Con el paso del tiempo se desvela un distinto despertar, un nuevo objetivo ahora ocupa la atención del que se hizo del voto popular, encausar el proyecto previamente planeado para darle forma y legitimar su elección.
Pero siempre necesitará, por lo menos en los primeros años, de la aceptación de la población, por lo que tendrá que mantenerlos cautivos, y lo hará con palabras, y más promesas, demagogia pues, así como con la repartición de los múltiples programas sociales, que inevitablemente se convierten en limosna para ese publico ávido por seguir al nuevo líder. Los nombres cambian, las estrategias son las mismas.
Ahora bien, se habla en este sexenio de un gran cambio, de un nuevo régimen, pero lo hacen como si fuera un descubrimiento que nadie más en la vida ha conocido, como si en verdad fuera distinto, cuando se trata de ideas viejas, apoyadas en laboratorios añejos, tan añejos que la historia ha dado cuenta de su desenlace.
La razón de su fracaso puede estar enfrente, pero si no se quiere ver, simplemente no se verá, el ejercicio no es nuevo, la lucha por el poder tampoco lo es, como tampoco lo es el hecho de tener que adormecer a toda una nación con la idea de que, de la mano de un virtuoso todo saldrá bien, sin querer ver que sólo es mediante el esfuerzo propio, familiar o de su comunidad como las cosas cambiarán, son muchos los lugares en donde los beneficios sociales llegan, pero no cambian el panorama, los mantienen en la misma miseria.
La respuesta es de lo más sencillo, el político necesita de los pobres para apoyar sus discursos, y entregar sus dádivas disfrazadas de apoyos sociales, el nombre del programa es lo de menos, pasan los diferentes gobernantes del partido que sea y no hay forma de ver que el panorama cambie, porque necesita de ellos que se traducen en votos, y cada uno cuenta.
Ahora, si se tratara de un apoyo desinteresado, tendría que excluirse el voto de quienes reciben algún beneficio de un programa social de las elecciones, para ser congruentes.
El nuevo gobierno encabezado por Andrés Manuel López Obrador entiende que está perdiendo el rumbo, aunque no lo acepte, es lo de menos, lo que sí le debe importar es que la gente buena del pueblo no exige, como no lo ha hecho por muchos años, ese supuesto enfrentamiento de un pasado de treinta y seis años acusando a un modelo que él se inventó, es para ocultar sus intenciones, elegir al enemigo, ahora que ese enemigo ha brillado por su ausencia porque están moralmente derrotados, hace boxeo de sombra, y como tampoco eso le llena, tiene que buscar los distractores, y para un pueblo como el mexicano, es tarea fácil, los dichos, los apodos, son el entretenimiento.
Tenemos a un comediante al frente de una nación que entretiene a su pueblo todos los días, para que no reclame lo que sucede en consecuencia de las malas decisiones que ha tomado.

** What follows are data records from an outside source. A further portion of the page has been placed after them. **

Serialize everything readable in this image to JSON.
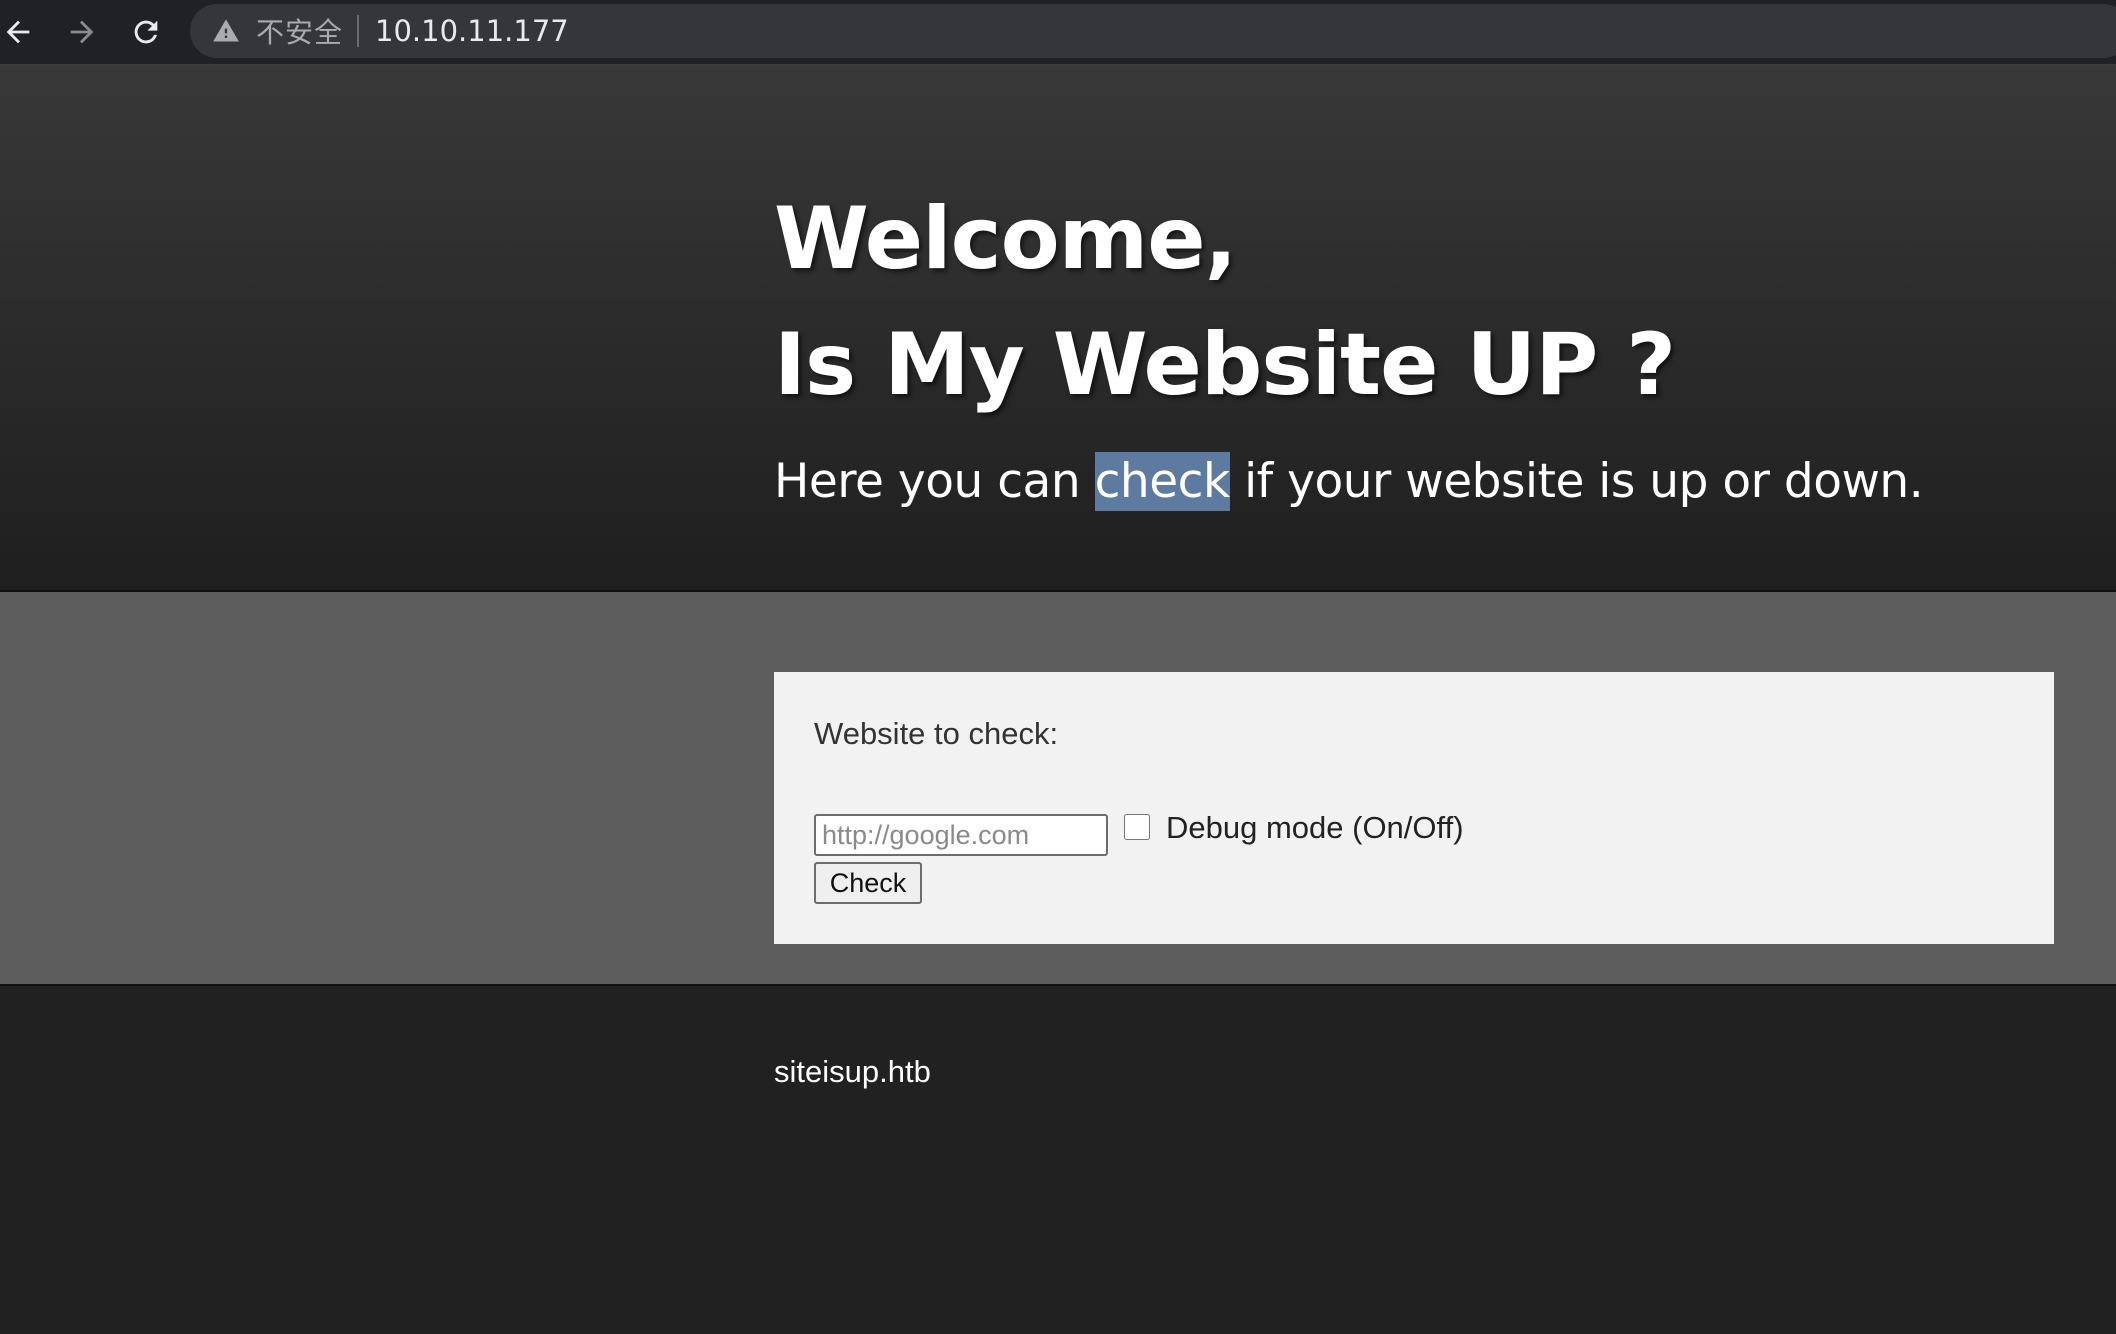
{
  "browser": {
    "back_icon": "arrow-left-icon",
    "forward_icon": "arrow-right-icon",
    "reload_icon": "reload-icon",
    "security_icon": "warning-triangle-icon",
    "security_label": "不安全",
    "url": "10.10.11.177"
  },
  "hero": {
    "title_line1": "Welcome,",
    "title_line2": "Is My Website UP ?",
    "subtitle_before": "Here you can ",
    "subtitle_highlight": "check",
    "subtitle_after": " if your website is up or down."
  },
  "form": {
    "label": "Website to check:",
    "url_placeholder": "http://google.com",
    "url_value": "",
    "debug_label": "Debug mode (On/Off)",
    "debug_checked": false,
    "submit_label": "Check"
  },
  "footer": {
    "text": "siteisup.htb"
  },
  "colors": {
    "hero_bg_top": "#383838",
    "form_band_bg": "#5e5d5e",
    "form_card_bg": "#f2f2f2",
    "footer_bg": "#212121",
    "selection_highlight": "#5d7aa0"
  }
}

Seguridad y economía deberían estar al frente de sus prioridades, pero el mandatario prefiere poner apodos, “comandante borolas”, o hablar con simpleza “al carajo con la delincuencia, fúchila, guácala”, buscando siempre el aplauso fácil, qué ridículo.
El pueblo tiene el gobierno que merece, y mientras los delincuentes no se tocan ni con el pétalo de una rosa, que alguna razón debe tener, presume que los adversarios se encuentran moralmente acabados, y ya sea que hable del gasto que el ex presidente Peña hizo por la compra de papel higiénico, o por una cámara de big brother, pero lo importante, no existe.
Razones no hay, ejercicio de la fuerza de las que debe hacer uso el ejercito tampoco, y mientras los habitantes de este país vemos con horror los miles de muertos, de desaparecidos, de feminicidios, de secuestros, de robo a mano armada y a plena luz del día, el presidente de esta nación dice “feúcha, guácala”, para divertirse.
En qué trampa surreal se encuentra atrapada una comunidad que por años permite a los gobernantes burlas, saqueos, indiferencia, el único eslabón que puede hacer frente a la clase política es el propio pueblo, hasta que comprenda que la división solo fortalece a quien abusa de los cautos, hasta que la sociedad exija y se de cuenta que unidos pondrán las cosas en su lugar, un México diferente será cuando no se espere todo del gobierno, sino que imponga al gobierno las medidas necesarias para cumplir para hacer lo que se le encargó a través del voto.